Understanding and managing Parquet schemas is crucial for data consistency and performance.

In [None]:
# Create a complex dataset with various data types
np.random.seed(42)
n_records = 10000

# Complex data including nested structures
complex_data = {
    'id': range(n_records),
    'timestamp': pd.date_range('2023-01-01', periods=n_records, freq='5min'),
    'user_id': np.random.randint(1000, 5000, n_records),
    'event_type': np.random.choice(['click', 'view', 'purchase', 'share'], n_records),
    'value': np.random.uniform(0.1, 1000, n_records),
    'metadata': [{'source': 'web', 'version': f'v{i%3+1}'} for i in range(n_records)],
    'tags': [['tag1', 'tag2'] if i % 2 == 0 else ['tag3'] for i in range(n_records)],
    'is_valid': np.random.choice([True, False], n_records, p=[0.95, 0.05])
}

df_complex = pd.DataFrame(complex_data)
print("Complex dataset created:")
print(df_complex.info())
print("\nFirst 3 rows:")
df_complex.head(3)

In [None]:
# Define custom schema with specific types and metadata
custom_schema = pa.schema([
    pa.field('id', pa.int64(), nullable=False),
    pa.field('timestamp', pa.timestamp('ns'), nullable=False),
    pa.field('user_id', pa.int32()),  # Downcast from int64 to int32
    pa.field('event_type', pa.dictionary(pa.int8(), pa.string())),  # Dictionary encoding
    pa.field('value', pa.float32()),  # Downcast from float64 to float32
    pa.field('metadata', pa.map_(pa.string(), pa.string())),  # Map type for key-value pairs
    pa.field('tags', pa.list_(pa.string())),  # List type
    pa.field('is_valid', pa.bool_())
], metadata={'created_by': 'Advanced Parquet Tutorial', 'version': '1.0'})

# Convert DataFrame to Table with custom schema
# Note: We need to handle the metadata column specially
df_for_arrow = df_complex.copy()
df_for_arrow['metadata'] = df_for_arrow['metadata'].apply(lambda x: list(x.items()))

table = pa.Table.from_pandas(df_for_arrow, schema=custom_schema, preserve_index=False)

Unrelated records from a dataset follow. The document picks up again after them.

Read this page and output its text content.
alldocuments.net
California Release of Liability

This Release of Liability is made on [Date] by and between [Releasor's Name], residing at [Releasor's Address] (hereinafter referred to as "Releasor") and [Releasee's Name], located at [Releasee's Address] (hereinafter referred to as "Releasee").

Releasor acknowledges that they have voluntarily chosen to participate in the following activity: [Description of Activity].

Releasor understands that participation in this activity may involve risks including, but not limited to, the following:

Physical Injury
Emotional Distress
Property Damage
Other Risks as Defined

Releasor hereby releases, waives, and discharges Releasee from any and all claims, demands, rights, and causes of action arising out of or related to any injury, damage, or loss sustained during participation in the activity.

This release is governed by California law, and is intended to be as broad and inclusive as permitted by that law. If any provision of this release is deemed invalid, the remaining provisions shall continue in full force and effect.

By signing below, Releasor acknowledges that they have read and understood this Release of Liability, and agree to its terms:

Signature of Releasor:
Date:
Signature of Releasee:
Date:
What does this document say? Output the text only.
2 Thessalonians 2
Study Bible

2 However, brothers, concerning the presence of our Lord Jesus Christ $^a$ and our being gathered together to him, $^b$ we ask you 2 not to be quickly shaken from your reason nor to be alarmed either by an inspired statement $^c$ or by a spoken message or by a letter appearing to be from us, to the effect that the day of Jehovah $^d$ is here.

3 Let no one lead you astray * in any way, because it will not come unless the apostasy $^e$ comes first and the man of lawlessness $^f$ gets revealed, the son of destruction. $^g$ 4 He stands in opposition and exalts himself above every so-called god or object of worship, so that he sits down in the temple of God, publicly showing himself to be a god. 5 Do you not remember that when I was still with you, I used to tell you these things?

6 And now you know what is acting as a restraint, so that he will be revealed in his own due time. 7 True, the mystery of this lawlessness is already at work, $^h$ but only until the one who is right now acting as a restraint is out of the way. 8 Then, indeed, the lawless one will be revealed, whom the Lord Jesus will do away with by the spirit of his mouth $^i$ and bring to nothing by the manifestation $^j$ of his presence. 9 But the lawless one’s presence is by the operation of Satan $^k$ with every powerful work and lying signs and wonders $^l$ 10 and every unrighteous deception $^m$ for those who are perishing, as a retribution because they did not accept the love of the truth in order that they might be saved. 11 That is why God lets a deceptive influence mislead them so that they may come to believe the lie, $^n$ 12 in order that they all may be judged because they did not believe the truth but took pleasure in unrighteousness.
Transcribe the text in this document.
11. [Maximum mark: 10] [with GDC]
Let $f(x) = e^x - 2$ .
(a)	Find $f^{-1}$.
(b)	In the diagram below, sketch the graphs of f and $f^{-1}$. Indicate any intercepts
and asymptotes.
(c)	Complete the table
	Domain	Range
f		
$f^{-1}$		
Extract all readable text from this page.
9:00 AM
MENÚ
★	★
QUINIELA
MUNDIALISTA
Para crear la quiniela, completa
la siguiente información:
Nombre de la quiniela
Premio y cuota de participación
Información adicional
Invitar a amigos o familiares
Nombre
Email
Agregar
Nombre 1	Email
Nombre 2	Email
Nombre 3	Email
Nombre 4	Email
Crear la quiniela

# Write with custom schema
pq.write_table(table, 'advanced_schema.parquet')
print("✅ Parquet file written with custom schema")
print(f"\nSchema:\n{table.schema}")

## 2. Working with Metadata

Parquet files can store custom metadata at both file and column levels.

In [None]:
# Add metadata to table
metadata = {
    'department': 'Data Engineering',
    'created_date': datetime.now().isoformat(),
    'data_source': 'Event Stream',
    'processing_version': '2.1.0',
    'row_count': str(len(df_complex))
}

# Create table with metadata
table_with_metadata = table.replace_schema_metadata(metadata)

# Write table with metadata
pq.write_table(table_with_metadata, 'data_with_metadata.parquet')

# Read and display metadata
parquet_file = pq.ParquetFile('data_with_metadata.parquet')
print("📋 File Metadata:")
print(json.dumps(parquet_file.schema_arrow.metadata, indent=2))

# Column-level metadata
print("\n📊 Column Metadata:")
for field in parquet_file.schema_arrow:
    if field.metadata:
        print(f"{field.name}: {field.metadata}")

In [None]:
# Read file statistics and metadata
metadata = parquet_file.metadata
print(f"📈 File Statistics:")
print(f"Number of rows: {metadata.num_rows:,}")
print(f"Number of row groups: {metadata.num_row_groups}")
print(f"Format version: {metadata.format_version}")
print(f"Created by: {metadata.created_by}")

# Row group statistics
for i in range(metadata.num_row_groups):
    rg = metadata.row_group(i)
    print(f"\n📦 Row Group {i}:")
    print(f"  Rows: {rg.num_rows:,}")
    print(f"  Total byte size: {rg.total_byte_size:,}")
    print(f"  Columns: {rg.num_columns}")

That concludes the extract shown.